日本の100年企業で最も多いのは製造業26%、小売業24%、卸業22%で、売り上げ規模は10億円以下が最も多いといいます。これは、日本にファミリー企業が多く、売り上げ規模も低いことにつながっています。日本は中小企業が多くて生産性が低いと言われていますが、長寿企業の視点で見ると、日本はダントツで長寿企業の国なのです。

 4月にベトナムの大学生と教授の皆さんを「長寿企業ツアー」にお連れするお手伝いをしました。

 エール学園の長谷川総長がベトナムの大学で講演された時、一番反応が多かったのが日本の長寿企業の話だったといいます。「太平洋戦争の後、何故あれだけ経済発展できたのか」と思われていたところに、長寿企業が世界一多いと知り、ますます関心が高まったといいます。そして「長寿企業ツアー」にお誘いすると多くの学生から手が挙がり、今回の企画となりました。

 

 初日は四天王寺と金剛組の訪問でした。世界最古の企業が「金剛組」であるという話は皆さんもご存知だと思いますが、聖徳太子が日本に仏教を広めるため、四天王寺に寺院を作ろうとしたのですが、当時の日本には寺院建設の技術がなく、朝鮮の百済から宮大工を招聘して、四天王寺が建てられたのがキッカケです。

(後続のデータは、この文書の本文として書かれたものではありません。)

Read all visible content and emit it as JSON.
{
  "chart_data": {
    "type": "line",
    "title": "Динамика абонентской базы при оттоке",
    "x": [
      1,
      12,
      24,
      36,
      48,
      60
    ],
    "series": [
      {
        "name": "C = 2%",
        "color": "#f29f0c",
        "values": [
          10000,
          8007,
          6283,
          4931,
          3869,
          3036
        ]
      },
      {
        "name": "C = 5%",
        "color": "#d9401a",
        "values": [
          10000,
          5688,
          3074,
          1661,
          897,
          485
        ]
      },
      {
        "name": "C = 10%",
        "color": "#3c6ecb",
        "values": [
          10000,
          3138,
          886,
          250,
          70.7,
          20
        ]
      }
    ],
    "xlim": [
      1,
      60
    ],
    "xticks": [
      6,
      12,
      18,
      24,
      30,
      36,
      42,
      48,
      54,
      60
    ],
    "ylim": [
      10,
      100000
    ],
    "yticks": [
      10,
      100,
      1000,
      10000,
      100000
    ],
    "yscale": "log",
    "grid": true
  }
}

その宮大工の一人が「金剛組」の祖であり、四天王寺の補修や再建に携わり、現当主は41代目、1400年以上続いているといいます。

 聖徳太子の寺院建設は法隆寺が世界最古の木造建設として有名ですが、その法隆寺の前に四天王寺は建てられています。落雷や争いなどで7回焼失しているといい、金剛組が全ての再建に関わっておられます。『日本最古の寺“四天王寺”、その寺院を建てたのが世界最古の企業“金剛組”』です。ベトナムの学生さんも四天王寺の話や金剛組の話に感動されていました。

 

 2日目は近江商人の里の「伊藤忠兵衛記念館」を訪問しました。「近江商人」は戦国時代末期から江戸時代、近江から全国へ進出した商人です。そして現在も続いている大企業も多数あります。「伊藤忠」は初代忠兵衛さんが創業し、幕末から明治にかけて事業に成功されるのですが、説明を聞いて感じたのは「三方よし」の精神でした。この精神が近江商人の考え方の基本にあり、「売り手だけが良いのではなく」「買い手にも良い」そして「世間にとっても良い」と言うことが家ごとに守られています。大阪でも安井道頓が道頓堀を開削した話や、多くの橋も商人が作っていますし、京都では小学校を民間の力で作ったという話も有名です。

「世間にとって良いもの」を作ろうとする精神は、仏教や中国の思想などを祖として、日本で独自の進化を遂げたものです。ベトナムの大学生も「従業員(当時の丁稚)を大切にされた」忠兵衛さんの考え方に感動し、「三方よし」も完璧に理解されました。

 

 3日目は京セラの「稲盛ライブラリー」でした。ここは稲盛さんの名言がわかりやすく展示されています。案内していただいたYさんの説明が絶妙でした。稲盛は、「必ず君たちのことを守る」と言っていました。それは「君たちの雇用を守る」こと、そして「雇用を守ればお金を払うことができる」と言っていたと言います。京セラを創業した当時、稲盛は企業を成功させることに神経を集中させていたのですが、その「仕事の重要性を従業員に理解してもらえていなかった」「従業員は給料をもらうため働いている」と言うことが理解できていなかったと反省されたそうです。

そして作ったことがない品物でも「必ずウチが作ります」といい、挑戦を重ねられ、成功されます。

稲盛さんの著書はベトナムでも出版されており、ベトナムの大学生も知っておられましたが、Yさんの「皆さんも高い目標を持ってください」、そうすれば必ず夢は実現しますとの言葉に熱い思いを抱かれました。

 

 この3日間は私にとっても貴重な体験でした。四天王寺と金剛組の話、近江商人の話、稲盛ライブラリーの話、これらは別々の話ですが、全てが繋がっていると感じることができました。世界から見ると日本は自然も素晴らしいし、美味しい食べ物も多い国です。また美術品や芸術もたくさん残っており、近代的な日本と伝統が混じり合っている不思議な国になります。

 私はそれに「まだ知られていない日本の何故?」に答えていくのが、これからの観光に重要だと気がついたので、これからも邁進したいと思います。